In my first year as attending physician in a large homecare-based hospice, I have encountered many personal and professional struggles. The biggest of these for me has been that of accountability. Having trained in a tertiary care center where most everyone comes through the emergency department, there is information galore on each palliative care and hospice patient. Recent scans, labs, consults, and evaluations are all in one glorious EHR. With one passcode entry, I have every piece of information I need to make smart, informed decisions with just about any patient. The physical exam mattered little when I could tell Mr. Smith with certainty that his CT showed a mass. I long for those days.
With my home-based hospice patients, I have some information in most cases, but in all cases it is fragmented. Patients see their PMD on occasion, but see the GI specialist for their bowel troubles, and the cancer center across town for their neoplasm. They all use a different EHR, if they use one at all. In my office, I get facsimile copies of a truncated recent history; hyperlipidemia management notes from primary care, colonoscopy notes from GI, and hand-written nursing notes from the last hospitalization, none of which add up to the complete picture of whom my patient is today. As an aside, I am sometimes taken back to my residency days when I would hold the chart at arms’ length and squint my eyes to make out a lazy physicians’ hand-written consult note. These days, if I’m really interested in what the note says, I sometimes concentrate as if it were one of those 3D “Magic Eye” pictures that suddenly appears if you do it right. Rarely do I have that kind of time (or patience) anymore. Occasionally, I’ll get a patient who hasn’t seen a doctor in decades but who is obviously dying. What they are dying of is unfortunately anybody’s guess.

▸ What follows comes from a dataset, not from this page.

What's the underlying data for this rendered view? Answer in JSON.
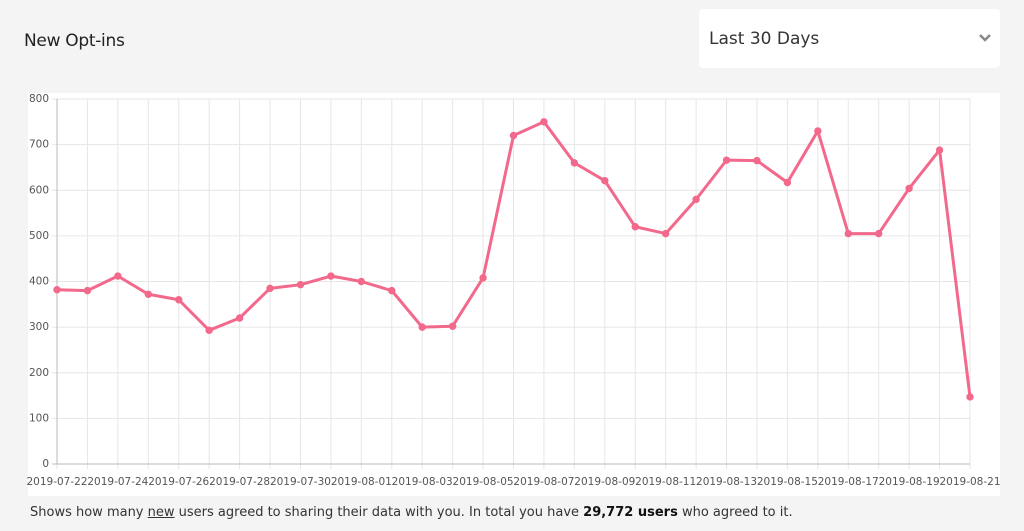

Hospice patients present tougher challenges than the inpatient or recently discharged. The hospice patient with biopsy-proven cancer who follows a normal end-of-life trajectory is thankfully, the norm. There is a subset of hospice patients however, who come into program with a life-limiting illness that follow an unusual trajectory. Mrs. Smith, for instance, came onto hospice with COPD, but with the question of a lung mass that was tentatively identified on CT. Mrs. Smith refused bronchoscopy or biopsy and did not wish to talk about what may be a cancer. Three months after I received Mrs. Smith on hospice, she became paranoid and confused. Unfortunately, this lasted for several months, which, in retrospect, speaks for itself. There were oddities along the way; urinary retention, rectovaginal fistula, VRE; all in the setting of normal lab values and a patient who didn’t want to know more.
As we all know, there is a lot of financial pressure that comes with being a hospice provider. There are no CT scans in home hospice. It can be difficult to put together a reasonable story that ties all the symptoms together when they just don’t make sense. It is even harder to look a family in the eyes and say, “I have no idea what’s going on.” I’ve found that the bridge to this particular gap is accountability. I may not have the answers, but I want to be there with each new development to tell them so.
As doctors, we are supposed to have all of the answers. In truth, the fact that I often don’t can weigh on me personally.
As HPM providers, we are the few who walk with patients and families through the unknown. We put pressure on ourselves as a specialty to be the providers who can ameliorate most of what ails you. Sometimes it feels as if this pressure can be too heavy for my young shoulders. I can’t always fix it. I don’t always have the answers. But I vow to be there to tell you that myself.